4. Running Tailscale without key expiry. By default, Tailscale keys expire after 180 days. For a headless VPS, enable key expiry disabling carefully — or set up automatic key rotation. A node that drops off the tailnet because its key expired means your agent becomes unreachable until you SSH in through another path to re-authenticate.

Most VPN guides explain what to install. The mistakes that matter happen after installation — in the configuration choices you don’t realize you’re making.

Quick Reference: The Complete Setup Checklist

Total setup time: Under 20 minutes. Most of that time is the ACL configuration if you’re running a team. Solo setups take under 10 minutes.

The Bottom Line

Your OpenClaw gateway should never face the public internet. Tailscale makes that easy — zero config, zero port forwarding, zero public exposure. It’s the difference between a remote access solution and an open door. The 42,665 exposed instances aren’t all running without firewalls. Many of them have UFW configured. They’re exposed because the gateway binds to all interfaces and Docker bypasses UFW entirely.

Tailscale + localhost binding + DOCKER-USER chain. 3 layers. 20 minutes. The remote access problem is solved.

Frequently Asked Questions

Is Tailscale free for personal use with OpenClaw?

Yes. Tailscale’s free Personal plan supports up to 100 devices and 3 users. That’s more than enough for a solopreneur or small team running OpenClaw. If you need more than 3 users, the Starter plan runs $6 per user per month. For most OpenClaw deployments, the free tier is sufficient.

Does Tailscale add latency to my OpenClaw agent?

Minimal. Tailscale uses WireGuard, which adds roughly 1-3 milliseconds of overhead. In practice, you won’t notice it. The OpenClaw gateway response time is dominated by the AI model API call (typically 500-3,000 milliseconds), so the VPN overhead is negligible by comparison.

Can I use Tailscale with a Mac Mini running OpenClaw instead of a VPS?

Absolutely.
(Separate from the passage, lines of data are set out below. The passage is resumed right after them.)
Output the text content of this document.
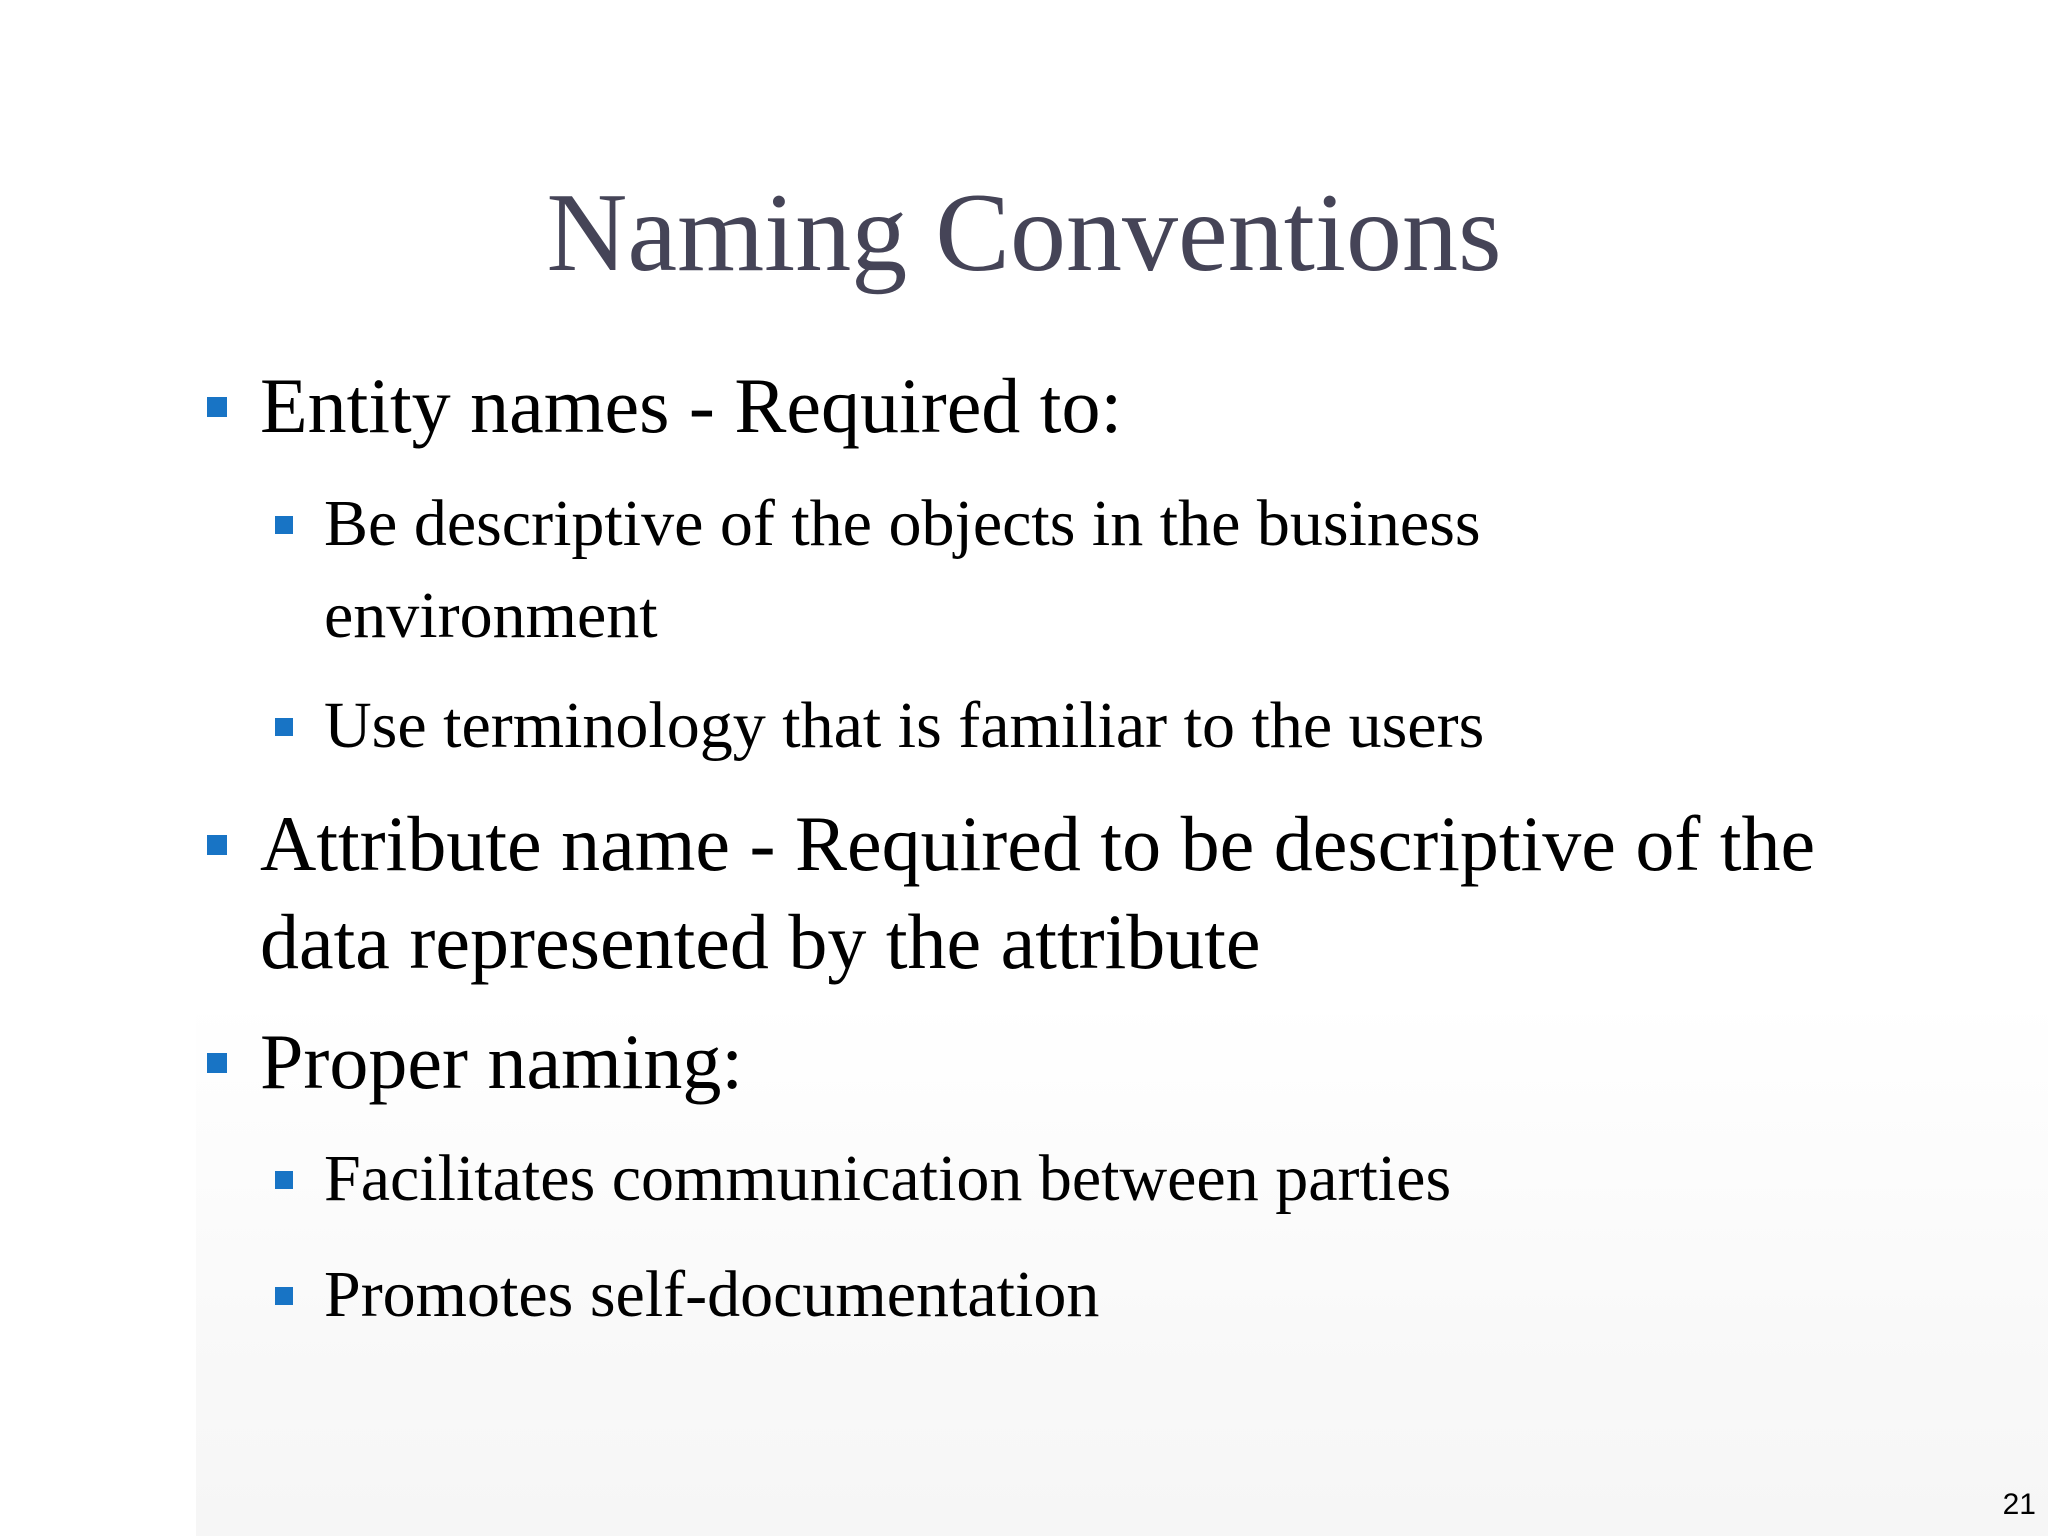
Naming Conventions
Entity names - Required to:
Be descriptive of the objects in the business
environment
Use terminology that is familiar to the users
Attribute name - Required to be descriptive of the
data represented by the attribute
Proper naming:
Facilitates communication between parties
Promotes self-documentation
21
Tailscale has a native macOS app. Install it, sign in, and your Mac Mini joins the tailnet just like a VPS would. This is especially useful for Mac Mini setups on a home network where you’d otherwise need to configure port forwarding through your router — which most ISPs complicate with CGNAT or dynamic IPs.

What’s the difference between Tailscale Serve and Tailscale Funnel?

Serve makes a local service available to other devices on your tailnet (private). Funnel makes it available to anyone on the internet through Tailscale’s proxy infrastructure (public). For OpenClaw, use Serve. You want your agent reachable only by your devices, not by the entire internet. Funnel defeats the entire purpose of using a VPN.

Do I still need UFW and the DOCKER-USER iptables chain if I’m using Tailscale?

Yes. Tailscale secures your remote access path. UFW and the DOCKER-USER chain secure the VPS itself from other network traffic. They’re different layers of defense. If someone compromises another service on your VPS, or if a Docker container exposes a port on the public interface, you need the firewall rules to catch it. The OpenClaw security hardening guide covers the full firewall configuration.